Fuerza 2011, which is led by Fujimori’s daughter, former Congresswoman Keiko Fujimori, has long labeled the report “leftist, antimilitarist and anti-Fujimori,” an opinion shared by the Armed Forces and also by the APRA and Accion Popular parties, who governed the country between 1980 an 1990. 

The 12-volume report, compiled between 2001 and 2003 after hundreds of interviews and visits to every region by the members of the CVR panel, recognized that the Shining Path had initiated the violence and was responsible for at least 46% of the 70,000 deaths. However, critics have always refused to accept the findings that law enforcement —military and police— were responsible for a large number of deaths, and not in battle.

Alberto Fujimori is serving a 25-year-sentence for human rights abuses in 1991 and 1992 — the Colina death squad killings in the Barrios Altos (15 dead in a family courtyard) and La Cantuta (a university professor and nine students murdered), both of which were reported in detail in the CVR report —and the kidnapping of businessman Samuel Dyer and journalist Gustavo Gorriti during Fujimori’s self-coup in 1992.  Fujimori was charged with authorizing both events, but pleaded not guilty.

In a subsequent trial, Fujimori pleaded guilty to corruption charges, but under Peruvian law sentence time is not accumulated and only the longest sentence is served.

During an interview with Ideeleradio on Monday, Lerner Febres defended the truth commission’s report saying that the attacks are politically motivated and aim to weaken the report’s findings.

“I see [the criticism] as something that is really unfounded.
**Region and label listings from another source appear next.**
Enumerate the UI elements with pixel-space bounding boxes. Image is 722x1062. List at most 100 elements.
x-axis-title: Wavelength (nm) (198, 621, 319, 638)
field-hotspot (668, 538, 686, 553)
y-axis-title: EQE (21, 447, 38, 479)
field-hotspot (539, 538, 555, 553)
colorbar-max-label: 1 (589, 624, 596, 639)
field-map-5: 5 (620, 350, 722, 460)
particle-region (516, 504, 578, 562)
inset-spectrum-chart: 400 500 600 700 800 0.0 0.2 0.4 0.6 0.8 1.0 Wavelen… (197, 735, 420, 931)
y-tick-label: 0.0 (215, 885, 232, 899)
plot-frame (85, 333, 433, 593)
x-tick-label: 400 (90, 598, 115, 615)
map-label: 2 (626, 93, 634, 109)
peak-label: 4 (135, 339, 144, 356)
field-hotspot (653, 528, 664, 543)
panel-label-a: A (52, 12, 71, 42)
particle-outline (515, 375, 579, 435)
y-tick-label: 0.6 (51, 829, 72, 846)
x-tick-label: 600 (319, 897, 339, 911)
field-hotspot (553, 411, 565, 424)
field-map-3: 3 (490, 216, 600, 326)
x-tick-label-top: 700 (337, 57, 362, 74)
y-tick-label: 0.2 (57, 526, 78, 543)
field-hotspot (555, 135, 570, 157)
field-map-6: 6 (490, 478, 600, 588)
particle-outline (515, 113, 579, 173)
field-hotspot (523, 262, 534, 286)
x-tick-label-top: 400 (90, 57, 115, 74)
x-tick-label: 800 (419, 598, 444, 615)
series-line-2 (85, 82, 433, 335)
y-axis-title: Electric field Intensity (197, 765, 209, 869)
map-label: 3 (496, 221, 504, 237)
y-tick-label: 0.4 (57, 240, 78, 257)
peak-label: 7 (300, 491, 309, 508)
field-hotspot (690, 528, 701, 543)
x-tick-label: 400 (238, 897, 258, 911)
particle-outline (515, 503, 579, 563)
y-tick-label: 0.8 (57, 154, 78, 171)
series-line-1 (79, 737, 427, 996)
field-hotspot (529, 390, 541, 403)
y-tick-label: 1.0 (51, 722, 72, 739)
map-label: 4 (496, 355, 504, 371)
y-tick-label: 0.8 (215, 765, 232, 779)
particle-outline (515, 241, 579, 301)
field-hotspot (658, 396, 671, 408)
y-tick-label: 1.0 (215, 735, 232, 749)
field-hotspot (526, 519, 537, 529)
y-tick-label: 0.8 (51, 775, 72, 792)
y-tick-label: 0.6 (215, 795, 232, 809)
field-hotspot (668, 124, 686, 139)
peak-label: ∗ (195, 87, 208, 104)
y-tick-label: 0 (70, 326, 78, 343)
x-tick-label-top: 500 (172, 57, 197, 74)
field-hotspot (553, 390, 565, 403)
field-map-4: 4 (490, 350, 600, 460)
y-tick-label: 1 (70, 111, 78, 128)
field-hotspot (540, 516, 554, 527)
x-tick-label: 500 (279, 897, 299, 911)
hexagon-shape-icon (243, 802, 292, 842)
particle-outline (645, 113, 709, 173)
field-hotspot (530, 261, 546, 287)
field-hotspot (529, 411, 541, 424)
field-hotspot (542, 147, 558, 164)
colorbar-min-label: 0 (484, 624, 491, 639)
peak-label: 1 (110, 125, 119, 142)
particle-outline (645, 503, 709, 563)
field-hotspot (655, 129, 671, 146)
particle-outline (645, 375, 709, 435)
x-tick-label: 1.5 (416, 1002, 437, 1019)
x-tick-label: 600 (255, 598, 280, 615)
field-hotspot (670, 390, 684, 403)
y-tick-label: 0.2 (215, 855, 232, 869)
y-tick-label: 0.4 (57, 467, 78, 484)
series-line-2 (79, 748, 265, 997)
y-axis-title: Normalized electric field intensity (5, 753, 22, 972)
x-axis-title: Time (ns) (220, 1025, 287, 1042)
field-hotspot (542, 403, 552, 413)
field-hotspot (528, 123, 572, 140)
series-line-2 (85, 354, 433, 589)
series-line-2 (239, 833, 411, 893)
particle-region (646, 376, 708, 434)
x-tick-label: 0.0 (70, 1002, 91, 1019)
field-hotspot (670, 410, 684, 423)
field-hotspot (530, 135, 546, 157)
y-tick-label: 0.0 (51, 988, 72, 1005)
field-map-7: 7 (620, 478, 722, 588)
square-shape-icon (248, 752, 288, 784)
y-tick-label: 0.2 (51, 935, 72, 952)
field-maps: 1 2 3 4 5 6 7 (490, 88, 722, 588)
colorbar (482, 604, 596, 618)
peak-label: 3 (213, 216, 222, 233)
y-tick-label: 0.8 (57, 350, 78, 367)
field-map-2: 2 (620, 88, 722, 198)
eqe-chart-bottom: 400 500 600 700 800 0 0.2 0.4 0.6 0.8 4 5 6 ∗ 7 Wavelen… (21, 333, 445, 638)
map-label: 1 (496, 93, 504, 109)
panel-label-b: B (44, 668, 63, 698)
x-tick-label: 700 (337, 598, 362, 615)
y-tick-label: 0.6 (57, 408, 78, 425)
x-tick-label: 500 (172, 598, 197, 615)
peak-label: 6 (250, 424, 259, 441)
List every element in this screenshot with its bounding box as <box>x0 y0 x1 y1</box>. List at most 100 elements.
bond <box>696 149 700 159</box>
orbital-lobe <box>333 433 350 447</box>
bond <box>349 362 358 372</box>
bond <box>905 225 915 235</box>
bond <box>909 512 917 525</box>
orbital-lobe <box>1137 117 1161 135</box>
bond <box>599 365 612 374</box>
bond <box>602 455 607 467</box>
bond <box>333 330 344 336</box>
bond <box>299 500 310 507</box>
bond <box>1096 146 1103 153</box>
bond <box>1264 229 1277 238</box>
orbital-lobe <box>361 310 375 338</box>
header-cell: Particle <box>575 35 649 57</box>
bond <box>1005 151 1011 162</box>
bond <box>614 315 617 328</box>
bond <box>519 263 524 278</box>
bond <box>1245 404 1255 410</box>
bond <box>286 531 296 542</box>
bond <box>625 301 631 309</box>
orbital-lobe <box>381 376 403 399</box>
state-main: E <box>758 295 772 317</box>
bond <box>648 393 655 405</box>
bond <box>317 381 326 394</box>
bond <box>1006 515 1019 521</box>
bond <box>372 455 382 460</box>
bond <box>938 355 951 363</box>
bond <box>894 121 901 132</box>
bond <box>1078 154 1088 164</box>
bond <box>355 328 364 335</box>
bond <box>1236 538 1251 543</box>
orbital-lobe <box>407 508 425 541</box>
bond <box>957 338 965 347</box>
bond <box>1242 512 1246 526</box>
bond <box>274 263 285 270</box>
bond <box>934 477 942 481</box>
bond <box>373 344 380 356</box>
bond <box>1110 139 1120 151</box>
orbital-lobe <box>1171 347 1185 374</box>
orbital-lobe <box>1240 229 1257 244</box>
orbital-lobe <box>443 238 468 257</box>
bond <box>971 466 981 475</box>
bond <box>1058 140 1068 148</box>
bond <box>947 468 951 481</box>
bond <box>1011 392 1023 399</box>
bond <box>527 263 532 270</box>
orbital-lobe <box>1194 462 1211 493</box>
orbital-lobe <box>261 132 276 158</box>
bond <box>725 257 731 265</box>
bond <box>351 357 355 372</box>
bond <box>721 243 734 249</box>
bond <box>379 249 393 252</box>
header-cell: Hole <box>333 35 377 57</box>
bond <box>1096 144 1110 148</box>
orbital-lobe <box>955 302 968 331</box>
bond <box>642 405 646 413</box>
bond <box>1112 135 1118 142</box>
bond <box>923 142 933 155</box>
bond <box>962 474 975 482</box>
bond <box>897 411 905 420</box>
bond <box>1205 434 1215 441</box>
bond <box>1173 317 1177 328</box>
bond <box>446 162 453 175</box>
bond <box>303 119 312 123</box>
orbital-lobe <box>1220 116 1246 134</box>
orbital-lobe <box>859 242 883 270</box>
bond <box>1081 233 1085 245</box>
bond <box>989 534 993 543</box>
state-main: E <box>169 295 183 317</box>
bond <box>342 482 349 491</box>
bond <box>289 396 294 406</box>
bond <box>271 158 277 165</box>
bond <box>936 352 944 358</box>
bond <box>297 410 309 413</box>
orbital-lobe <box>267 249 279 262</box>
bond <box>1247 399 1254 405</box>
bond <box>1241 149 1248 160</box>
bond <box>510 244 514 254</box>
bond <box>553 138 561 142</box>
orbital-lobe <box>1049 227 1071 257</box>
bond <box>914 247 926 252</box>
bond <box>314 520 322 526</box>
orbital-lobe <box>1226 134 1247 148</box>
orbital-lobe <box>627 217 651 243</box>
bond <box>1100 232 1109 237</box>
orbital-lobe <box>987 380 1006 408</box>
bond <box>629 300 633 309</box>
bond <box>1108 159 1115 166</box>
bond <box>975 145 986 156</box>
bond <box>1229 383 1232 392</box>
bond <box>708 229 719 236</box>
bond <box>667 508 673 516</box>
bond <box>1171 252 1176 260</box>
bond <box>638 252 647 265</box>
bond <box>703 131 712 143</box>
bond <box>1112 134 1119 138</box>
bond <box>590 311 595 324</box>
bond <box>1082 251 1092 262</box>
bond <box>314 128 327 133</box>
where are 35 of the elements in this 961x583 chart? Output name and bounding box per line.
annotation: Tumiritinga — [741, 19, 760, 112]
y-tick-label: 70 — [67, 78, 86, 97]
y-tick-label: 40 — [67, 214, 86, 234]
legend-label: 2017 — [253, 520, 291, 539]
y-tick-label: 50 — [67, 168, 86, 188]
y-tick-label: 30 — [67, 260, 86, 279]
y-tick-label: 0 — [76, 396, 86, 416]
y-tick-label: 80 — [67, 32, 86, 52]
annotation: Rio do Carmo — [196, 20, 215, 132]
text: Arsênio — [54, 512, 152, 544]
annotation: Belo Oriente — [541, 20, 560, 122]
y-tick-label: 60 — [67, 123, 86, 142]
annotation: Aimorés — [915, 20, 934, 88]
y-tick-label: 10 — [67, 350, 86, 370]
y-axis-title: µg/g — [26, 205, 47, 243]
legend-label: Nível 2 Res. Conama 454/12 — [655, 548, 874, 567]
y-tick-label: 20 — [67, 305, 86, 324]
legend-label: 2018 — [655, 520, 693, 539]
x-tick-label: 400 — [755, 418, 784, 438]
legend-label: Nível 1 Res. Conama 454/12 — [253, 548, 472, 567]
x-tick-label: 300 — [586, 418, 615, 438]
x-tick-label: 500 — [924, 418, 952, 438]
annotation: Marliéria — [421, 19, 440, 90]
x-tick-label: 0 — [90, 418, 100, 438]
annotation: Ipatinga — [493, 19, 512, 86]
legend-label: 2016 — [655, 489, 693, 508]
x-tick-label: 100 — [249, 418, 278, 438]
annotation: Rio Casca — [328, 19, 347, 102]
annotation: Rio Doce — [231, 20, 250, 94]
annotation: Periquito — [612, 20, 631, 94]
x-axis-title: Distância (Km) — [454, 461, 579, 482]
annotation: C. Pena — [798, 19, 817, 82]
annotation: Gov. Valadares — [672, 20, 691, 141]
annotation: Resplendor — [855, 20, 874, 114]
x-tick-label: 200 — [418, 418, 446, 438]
I would ask how many of those asking for the review of the [report] have read the report by the commission?” Lerner Febres said.

“No one from the commission pretended to have the absolute truth, we said that from the beginning,” he added. “If one would take the time to read it, it is an open truth, perfectible, where there could be some things that have to be further sharpened, but the broader question is a moral truth.”

“From the moral point of view, Peru suffered a tragedy where human rights were violated.”